Extracting Image Geometric Features Using Geometric Moment Invariants

Geometric moment invariants are mathematical tools used to describe image geometric features, particularly suitable for content-based image retrieval tasks. By calculating geometric moment invariants of an image, we can extract feature vectors that remain invariant to transformations such as translation, rotation, and scaling, thereby enhancing the robustness of image retrieval systems.

The implementation of geometric moment extraction in MATLAB typically follows these key steps: First, preprocess the input image through operations like grayscale conversion and binarization. Then compute moment characteristics including spatial moments, central moments, and normalized central moments using functions like regionprops() or custom moment calculation algorithms. Finally, utilize these moments to compute the 7 Hu invariant moments, which serve as the image's feature vector. The Hu moments calculation involves combining normalized central moments through specific mathematical formulas to achieve transformation invariance.

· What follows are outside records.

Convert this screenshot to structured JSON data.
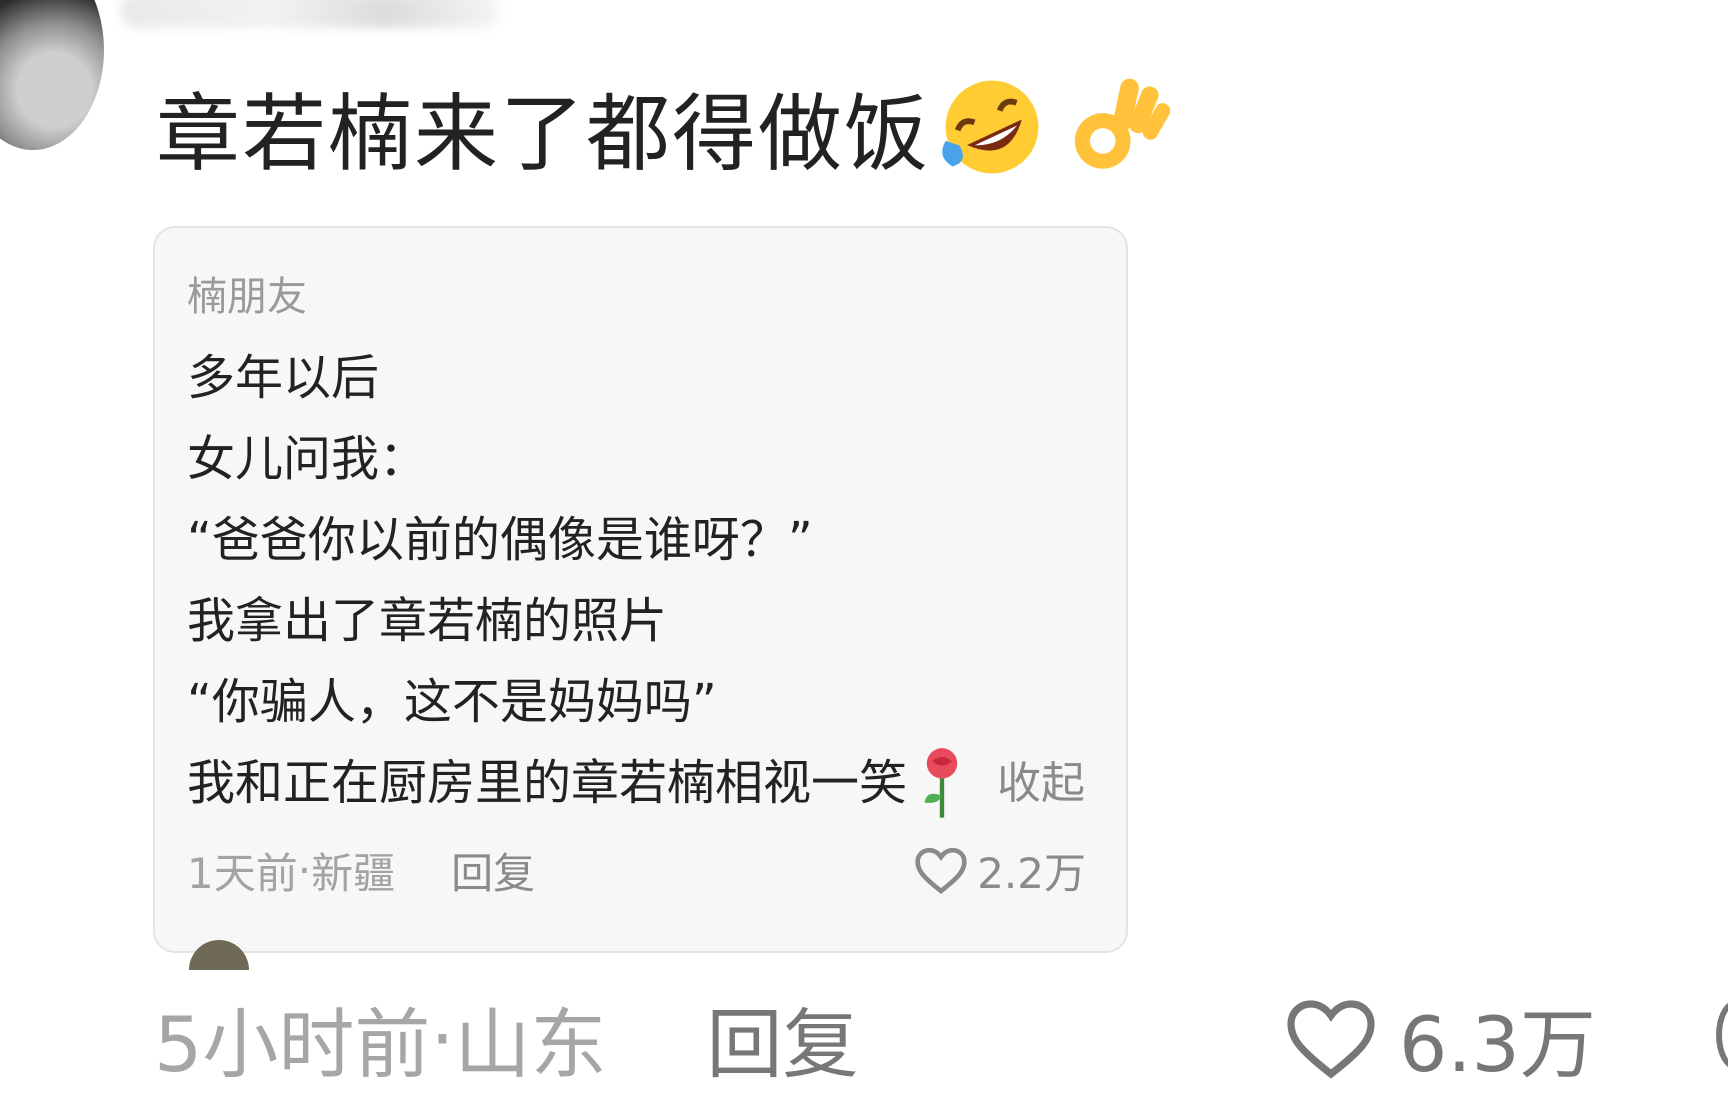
{
  "comment": {
    "text": "章若楠来了都得做饭",
    "emojis": [
      "rolling-on-floor-laughing-emoji",
      "ok-hand-emoji"
    ]
  },
  "quote": {
    "author": "楠朋友",
    "lines": [
      "多年以后",
      "女儿问我：",
      "“爸爸你以前的偶像是谁呀？”",
      "我拿出了章若楠的照片",
      "“你骗人，这不是妈妈吗”",
      "我和正在厨房里的章若楠相视一笑"
    ],
    "trailing_emoji": "rose-emoji",
    "collapse_label": "收起",
    "time": "1天前",
    "separator": " · ",
    "location": "新疆",
    "reply_label": "回复",
    "like_count": "2.2万"
  },
  "footer": {
    "time": "5小时前",
    "separator": " · ",
    "location": "山东",
    "reply_label": "回复",
    "like_count": "6.3万"
  }
}
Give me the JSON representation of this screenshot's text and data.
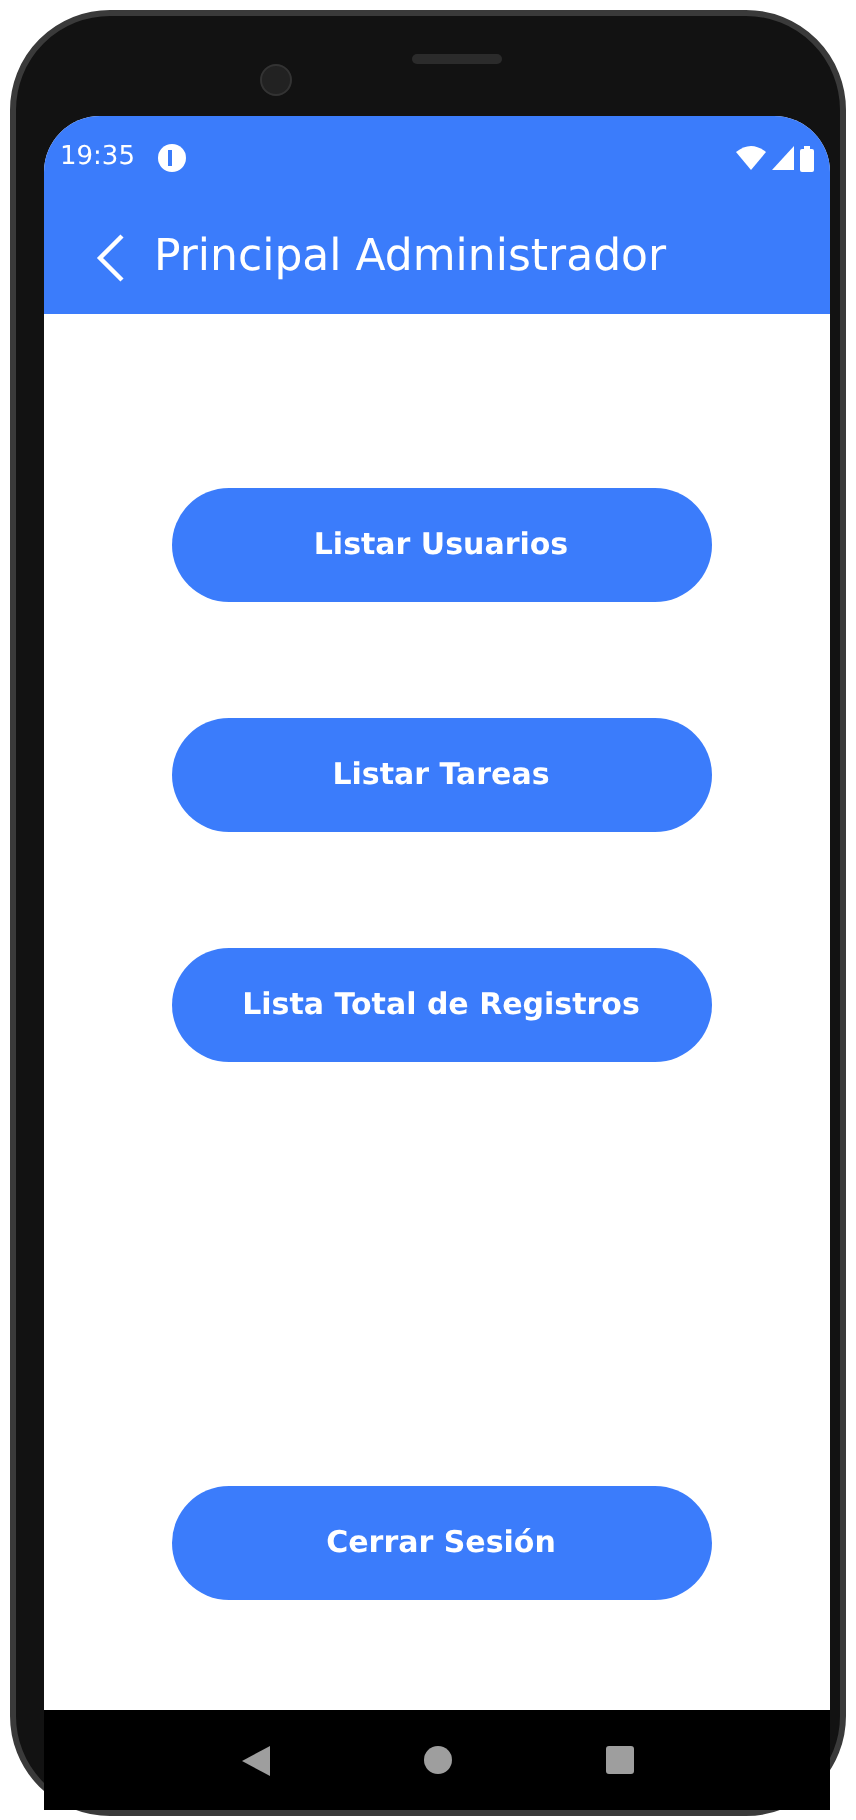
{
  "status_bar": {
    "time": "19:35"
  },
  "app_bar": {
    "title": "Principal Administrador"
  },
  "buttons": [
    {
      "label": "Listar Usuarios",
      "kind": "menu"
    },
    {
      "label": "Listar Tareas",
      "kind": "menu"
    },
    {
      "label": "Lista Total de Registros",
      "kind": "menu"
    },
    {
      "label": "Cerrar Sesión",
      "kind": "logout"
    }
  ]
}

The 7 Hu invariant moments possess distinct geometric meanings, capable of describing an image's overall shape, distribution characteristics, and symmetry properties. Due to their invariance to geometric transformations, Hu moments are particularly suitable for image matching and retrieval applications. In practical implementations, content-based image retrieval can be achieved by comparing Hu moment feature vectors of different images using distance metrics like Euclidean distance or cosine similarity.

This method features straightforward computation and stable characteristics, making it highly effective for image retrieval tasks where shape features are prominent. However, its performance might be limited for texture-rich images where shape information is less dominant. The algorithm's efficiency can be optimized through vectorized operations in MATLAB, and the invmoments() function from the Image Processing Toolbox provides a convenient implementation approach.